Add me to the list of impressed people for Bedifferent's mounting bracket for the SH847 mounting bracket. Very well done, and very solid. He gives excellent directions on how to mount everything together.

Regarding the vacuum hoses for the canister which has to come out, I made a modification to Idaho Red Rocket 3's note in another thread:

Nice work Bob. When I took my canister off I rerouted the hose to the canister back on the TB so it just goes from one TB to another.

In this thread, DEcosse gave an illustration of the hoses as they relate to the throttle bodies and the canister. I have all of the stock intake and did not want to go through the trouble of taking it all off to access the throttle bodies. In looking at DEcosse's illustration and Idaho Red Rocket 3's comment, I realized that if I connected the end of Pipe B which goes into the Purge Control Valve to the end of Pipe C where it goes into the canister, I would accomplish the same thing Idaho Red Rocket 3 did. I cut off the nipple on the Purge Control Valve onto which Pipe B is attached. I cut off the excess hose on Pipe B and Pipe C so there is not a lot flopping around in the space. In cutting Pipe C, I discovered that the ID of the hose is just a little smaller than that of Pipe B. I was able to press the end of each hose over each end of the nipple. They were very tight. I then used small zip ties to make sure they stayed on, and then used another zip tied to keep it pulled toward the new fuel line I ran from the overflow valve down to the underside of the bike. I have the Jack-Be_Quick bracket attached and the overflow hose came out just behind it.
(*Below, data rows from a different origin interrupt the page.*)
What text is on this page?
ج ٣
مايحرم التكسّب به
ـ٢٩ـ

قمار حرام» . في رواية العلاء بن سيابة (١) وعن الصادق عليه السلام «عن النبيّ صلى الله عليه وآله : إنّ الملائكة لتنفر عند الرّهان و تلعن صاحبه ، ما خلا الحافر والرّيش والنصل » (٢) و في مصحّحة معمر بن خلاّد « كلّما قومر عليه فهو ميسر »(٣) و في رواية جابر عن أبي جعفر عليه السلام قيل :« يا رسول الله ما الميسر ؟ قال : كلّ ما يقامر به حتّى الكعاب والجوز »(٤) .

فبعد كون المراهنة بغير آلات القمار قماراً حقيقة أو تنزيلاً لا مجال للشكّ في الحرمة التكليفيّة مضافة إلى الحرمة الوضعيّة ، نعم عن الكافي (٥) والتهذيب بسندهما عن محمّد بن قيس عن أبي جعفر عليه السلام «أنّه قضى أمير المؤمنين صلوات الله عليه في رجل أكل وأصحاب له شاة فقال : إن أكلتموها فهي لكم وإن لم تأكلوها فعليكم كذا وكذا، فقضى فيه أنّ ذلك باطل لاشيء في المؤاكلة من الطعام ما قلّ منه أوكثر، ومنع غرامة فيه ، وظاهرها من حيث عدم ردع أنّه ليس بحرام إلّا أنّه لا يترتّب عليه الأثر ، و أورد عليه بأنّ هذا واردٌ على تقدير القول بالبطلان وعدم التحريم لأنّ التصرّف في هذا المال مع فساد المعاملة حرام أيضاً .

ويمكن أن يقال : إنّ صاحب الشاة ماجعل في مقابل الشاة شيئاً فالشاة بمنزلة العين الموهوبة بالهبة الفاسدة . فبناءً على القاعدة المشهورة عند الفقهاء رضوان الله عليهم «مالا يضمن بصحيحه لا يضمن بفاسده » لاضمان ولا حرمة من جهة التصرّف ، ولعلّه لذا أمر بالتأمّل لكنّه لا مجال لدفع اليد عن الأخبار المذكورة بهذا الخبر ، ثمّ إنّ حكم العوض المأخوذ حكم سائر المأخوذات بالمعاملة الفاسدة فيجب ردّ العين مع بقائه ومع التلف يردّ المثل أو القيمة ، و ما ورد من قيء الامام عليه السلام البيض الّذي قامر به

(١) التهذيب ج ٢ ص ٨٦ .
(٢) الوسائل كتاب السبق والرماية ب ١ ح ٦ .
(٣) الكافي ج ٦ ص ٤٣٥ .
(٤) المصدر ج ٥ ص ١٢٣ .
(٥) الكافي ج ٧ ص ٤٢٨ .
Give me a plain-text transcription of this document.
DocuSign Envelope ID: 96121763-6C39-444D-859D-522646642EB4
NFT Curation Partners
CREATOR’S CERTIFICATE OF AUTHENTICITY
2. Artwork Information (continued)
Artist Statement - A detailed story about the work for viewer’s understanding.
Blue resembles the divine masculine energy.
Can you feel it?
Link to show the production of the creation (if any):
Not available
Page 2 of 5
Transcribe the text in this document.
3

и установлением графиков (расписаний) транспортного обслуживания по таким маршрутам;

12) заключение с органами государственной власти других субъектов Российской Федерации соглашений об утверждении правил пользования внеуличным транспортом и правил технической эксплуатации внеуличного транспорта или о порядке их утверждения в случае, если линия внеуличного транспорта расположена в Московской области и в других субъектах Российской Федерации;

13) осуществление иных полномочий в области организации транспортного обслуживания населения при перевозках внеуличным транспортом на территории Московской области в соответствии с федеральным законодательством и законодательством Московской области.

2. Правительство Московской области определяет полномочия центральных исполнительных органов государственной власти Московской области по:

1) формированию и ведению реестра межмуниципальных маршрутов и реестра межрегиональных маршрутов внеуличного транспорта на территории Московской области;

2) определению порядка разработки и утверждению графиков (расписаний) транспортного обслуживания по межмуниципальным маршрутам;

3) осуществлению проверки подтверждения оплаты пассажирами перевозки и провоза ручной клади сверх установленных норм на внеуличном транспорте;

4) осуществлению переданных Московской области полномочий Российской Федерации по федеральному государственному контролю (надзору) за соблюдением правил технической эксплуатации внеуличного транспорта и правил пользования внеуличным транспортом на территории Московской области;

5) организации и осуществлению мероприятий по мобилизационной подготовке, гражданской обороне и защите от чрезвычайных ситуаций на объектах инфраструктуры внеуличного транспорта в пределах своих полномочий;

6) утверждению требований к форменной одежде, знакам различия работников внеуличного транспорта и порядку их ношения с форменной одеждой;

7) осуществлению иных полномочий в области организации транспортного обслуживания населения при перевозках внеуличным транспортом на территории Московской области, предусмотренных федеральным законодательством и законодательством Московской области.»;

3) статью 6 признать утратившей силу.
In the photo below, just above and to the right of my finger, you can see the two hoses connected together with zip ties making sure they stay attached to the nipple from the Purge Control valve. The hoses above my finger, the one on the left is Pipe B, the second from the left is the new fuel line running from the overflow valve which can just be seen at the end of that hose, and the third from the left is Pipe C. The zip tie above my finger is to keep the hoses away from the SH847.



Started the bike and everything worked without throwing a code. Very pleased. Thank you all for this wonderful information.
 
Thanks @PaddyO . If I had access to the proper tools they would not only be practical, but a thing of beauty as well. Did I say... I miss my machine shop.

Wow, Bedifferent! If this is what you can make without “proper” tools, I can only imagine what you could do with “proper” tools. You are quite the artist! You are too modest!
 
Bedifferent can I buy one from you?
 
My review: The bracket fit very nicely and was an easy install. It came with good instructions and I'm very pleased with the results. Thanks much for this fine work Bedifferent!
 
Just did this on my bike 2015 Roadster. I had to cut off the part of the relay bracket that extends past the second bolt mount to the right when you face the bike. Removed the stock R&R and used a 1 and a half inch wide Aluminum strip (Ace Hardware) cut to length and drilled holes for R&R and attached it with countersunk metal screws for a lower profile on the back end and mounted the strip the the battery box mounting bolt and the lower end zip tied through a slot we cut on the Aluminum strip and through one of the mounting bolt holes of the old R&R.